Aparcó el coche en el aparcamiento del hotel y se dirigió a la habitación que había reservado.
Al poco tiempo entró en la habitación y se sentó en el sofá para relajarse un poco. Al mismo tiempo, encendió la televisión para ver si había noticias sobre lo que había ocurrido ese día.
—¡Ha habido un incendio en el Palacio Real! ¡El fuego parece estar extendiéndose!
—Según las últimas actualizaciones, todo el mundo ha evacuado el Palacio mientras las autoridades intentan evitar que el fuego se propague aún más.

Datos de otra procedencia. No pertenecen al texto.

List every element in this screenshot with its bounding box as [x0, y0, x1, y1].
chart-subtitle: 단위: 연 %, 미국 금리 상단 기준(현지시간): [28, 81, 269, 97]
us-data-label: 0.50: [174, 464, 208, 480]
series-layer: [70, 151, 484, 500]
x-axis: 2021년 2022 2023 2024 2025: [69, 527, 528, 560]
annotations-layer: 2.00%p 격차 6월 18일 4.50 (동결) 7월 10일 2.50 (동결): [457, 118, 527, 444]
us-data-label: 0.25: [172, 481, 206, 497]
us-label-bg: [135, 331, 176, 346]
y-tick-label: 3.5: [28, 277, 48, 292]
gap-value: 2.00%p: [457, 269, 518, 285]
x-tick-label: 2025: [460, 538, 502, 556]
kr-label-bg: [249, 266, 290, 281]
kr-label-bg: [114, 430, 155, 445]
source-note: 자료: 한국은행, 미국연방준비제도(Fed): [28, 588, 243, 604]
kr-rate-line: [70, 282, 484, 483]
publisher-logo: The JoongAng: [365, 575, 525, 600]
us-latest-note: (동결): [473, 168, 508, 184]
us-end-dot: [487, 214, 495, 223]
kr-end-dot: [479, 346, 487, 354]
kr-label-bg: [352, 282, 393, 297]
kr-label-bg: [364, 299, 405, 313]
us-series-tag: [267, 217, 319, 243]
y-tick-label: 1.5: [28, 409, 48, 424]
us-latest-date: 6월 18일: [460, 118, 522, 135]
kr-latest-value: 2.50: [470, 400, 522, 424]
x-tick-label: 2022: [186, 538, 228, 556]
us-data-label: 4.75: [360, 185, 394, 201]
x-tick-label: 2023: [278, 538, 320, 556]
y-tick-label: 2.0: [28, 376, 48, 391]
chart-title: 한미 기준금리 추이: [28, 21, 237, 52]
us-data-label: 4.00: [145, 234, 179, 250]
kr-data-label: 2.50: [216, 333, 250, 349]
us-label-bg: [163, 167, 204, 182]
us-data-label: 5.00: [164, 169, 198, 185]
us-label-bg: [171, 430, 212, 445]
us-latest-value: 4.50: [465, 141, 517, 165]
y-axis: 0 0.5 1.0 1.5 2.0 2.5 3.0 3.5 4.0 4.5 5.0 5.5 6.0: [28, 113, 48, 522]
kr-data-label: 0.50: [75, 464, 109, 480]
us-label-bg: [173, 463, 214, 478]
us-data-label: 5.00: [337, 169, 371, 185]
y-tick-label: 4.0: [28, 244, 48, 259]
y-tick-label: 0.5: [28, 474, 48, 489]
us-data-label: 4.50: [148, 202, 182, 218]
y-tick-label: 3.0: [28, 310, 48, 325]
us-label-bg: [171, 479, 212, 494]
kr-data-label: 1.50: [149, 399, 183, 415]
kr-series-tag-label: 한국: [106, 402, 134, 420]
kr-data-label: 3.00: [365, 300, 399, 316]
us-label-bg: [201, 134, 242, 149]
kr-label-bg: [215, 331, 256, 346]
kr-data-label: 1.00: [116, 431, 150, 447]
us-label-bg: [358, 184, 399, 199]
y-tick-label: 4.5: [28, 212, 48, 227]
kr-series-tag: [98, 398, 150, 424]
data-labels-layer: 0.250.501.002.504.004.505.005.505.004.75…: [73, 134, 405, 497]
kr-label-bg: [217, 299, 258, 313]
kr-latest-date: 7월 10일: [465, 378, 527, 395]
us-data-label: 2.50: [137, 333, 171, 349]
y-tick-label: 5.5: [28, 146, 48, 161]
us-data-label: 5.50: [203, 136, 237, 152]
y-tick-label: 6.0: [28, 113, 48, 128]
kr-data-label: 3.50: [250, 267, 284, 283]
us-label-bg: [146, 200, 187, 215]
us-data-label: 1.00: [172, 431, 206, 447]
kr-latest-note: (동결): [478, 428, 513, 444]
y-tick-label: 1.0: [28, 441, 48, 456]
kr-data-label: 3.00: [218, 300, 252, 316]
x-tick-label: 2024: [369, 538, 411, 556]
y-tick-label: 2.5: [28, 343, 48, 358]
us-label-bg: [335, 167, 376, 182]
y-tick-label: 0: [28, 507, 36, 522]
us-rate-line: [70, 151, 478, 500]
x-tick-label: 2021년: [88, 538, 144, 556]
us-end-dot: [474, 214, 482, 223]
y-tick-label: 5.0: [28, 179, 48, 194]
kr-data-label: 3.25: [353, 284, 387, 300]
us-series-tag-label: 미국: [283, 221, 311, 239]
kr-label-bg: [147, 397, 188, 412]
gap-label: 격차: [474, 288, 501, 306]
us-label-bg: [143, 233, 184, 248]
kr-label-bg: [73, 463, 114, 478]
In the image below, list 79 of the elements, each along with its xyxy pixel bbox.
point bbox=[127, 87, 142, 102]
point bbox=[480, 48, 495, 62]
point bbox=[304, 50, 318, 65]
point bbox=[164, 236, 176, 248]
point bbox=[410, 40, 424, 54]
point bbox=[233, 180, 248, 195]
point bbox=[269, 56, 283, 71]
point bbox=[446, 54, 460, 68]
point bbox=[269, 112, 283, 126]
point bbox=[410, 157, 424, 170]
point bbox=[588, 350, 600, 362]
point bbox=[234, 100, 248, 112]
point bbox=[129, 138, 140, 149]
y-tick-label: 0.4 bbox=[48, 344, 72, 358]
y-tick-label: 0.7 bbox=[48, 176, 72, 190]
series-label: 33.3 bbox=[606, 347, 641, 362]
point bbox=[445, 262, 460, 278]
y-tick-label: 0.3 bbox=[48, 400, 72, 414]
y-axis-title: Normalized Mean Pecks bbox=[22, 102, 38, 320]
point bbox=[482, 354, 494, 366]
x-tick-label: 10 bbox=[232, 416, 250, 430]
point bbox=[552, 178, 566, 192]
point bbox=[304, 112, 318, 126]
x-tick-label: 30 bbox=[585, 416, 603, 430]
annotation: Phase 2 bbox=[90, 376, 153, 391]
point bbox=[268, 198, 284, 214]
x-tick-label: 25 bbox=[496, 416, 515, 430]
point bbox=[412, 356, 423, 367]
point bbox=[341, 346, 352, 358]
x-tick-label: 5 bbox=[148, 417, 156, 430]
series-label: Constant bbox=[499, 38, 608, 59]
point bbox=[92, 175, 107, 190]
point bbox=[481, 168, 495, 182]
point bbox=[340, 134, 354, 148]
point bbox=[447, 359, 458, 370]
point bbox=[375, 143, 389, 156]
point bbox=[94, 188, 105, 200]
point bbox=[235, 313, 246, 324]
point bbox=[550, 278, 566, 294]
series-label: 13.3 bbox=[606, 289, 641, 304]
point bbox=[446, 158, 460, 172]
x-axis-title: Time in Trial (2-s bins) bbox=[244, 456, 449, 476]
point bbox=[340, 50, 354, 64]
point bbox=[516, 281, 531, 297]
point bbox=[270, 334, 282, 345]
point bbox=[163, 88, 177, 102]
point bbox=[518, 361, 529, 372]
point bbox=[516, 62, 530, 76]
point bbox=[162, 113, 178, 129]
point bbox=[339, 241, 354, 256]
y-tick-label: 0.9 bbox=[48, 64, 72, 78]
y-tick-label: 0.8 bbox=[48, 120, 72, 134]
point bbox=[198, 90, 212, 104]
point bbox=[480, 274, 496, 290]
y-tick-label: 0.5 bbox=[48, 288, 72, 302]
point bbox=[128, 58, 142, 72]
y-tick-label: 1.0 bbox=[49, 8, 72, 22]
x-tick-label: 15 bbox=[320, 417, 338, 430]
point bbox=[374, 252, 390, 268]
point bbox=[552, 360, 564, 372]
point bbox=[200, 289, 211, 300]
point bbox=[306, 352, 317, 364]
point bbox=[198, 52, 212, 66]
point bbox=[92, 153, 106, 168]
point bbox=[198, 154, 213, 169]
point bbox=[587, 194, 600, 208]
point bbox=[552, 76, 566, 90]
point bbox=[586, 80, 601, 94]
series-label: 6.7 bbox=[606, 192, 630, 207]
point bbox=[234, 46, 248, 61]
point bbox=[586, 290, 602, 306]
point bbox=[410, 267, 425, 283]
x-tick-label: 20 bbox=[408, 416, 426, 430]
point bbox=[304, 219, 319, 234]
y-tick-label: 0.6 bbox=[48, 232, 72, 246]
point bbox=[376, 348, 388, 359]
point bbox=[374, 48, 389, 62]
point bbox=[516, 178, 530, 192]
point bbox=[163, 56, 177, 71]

—El Príncipe Suliven parece estar desaparecido, según nuestras fuentes. ¡Su búsqueda también está en curso dentro del Palacio!
Al oír las noticias, Ryder no pudo evitar sonreír con ironía. —Pido disculpas por destruir su Palacio.
—En fin, sigan buscando a ese Príncipe suyo. No lo van a encontrar jamás. Aunque tampoco es que fuera un Príncipe de verdad. Ya me lo agradecerán luego —dijo mientras apagaba la televisión.
Sacó su teléfono y reservó un billete de avión a China. Por suerte, no tuvo que esperar mucho, ya que consiguió un asiento en el vuelo de esa misma noche.
Solo quedaban unas pocas horas para el vuelo.
Abrió el inventario y sacó el cuerpo de Suliven.
—Antes de irme, será mejor que termine con esto.
Se sentó junto al cuerpo e inició el proceso de absorción. A diferencia de la primera vez, la absorción no fue dolorosa. Su cuerpo se había vuelto más resistente.
Esta vez también fue mucho más rápido, ya que en menos de un minuto terminó la absorción. El cuerpo de Suliven también desapareció.
Ryder volvió a sentarse en el sofá, perezosamente. Empezó a relajarse y de nuevo le entró sueño. Por desgracia, sabía que no tenía tiempo para dormir. Tenía que marcharse pronto al aeropuerto.
Descansó un poco en el sofá y, cuando llegó el momento, se marchó.
Al llegar al aeropuerto, Ryder tomó el vuelo a China.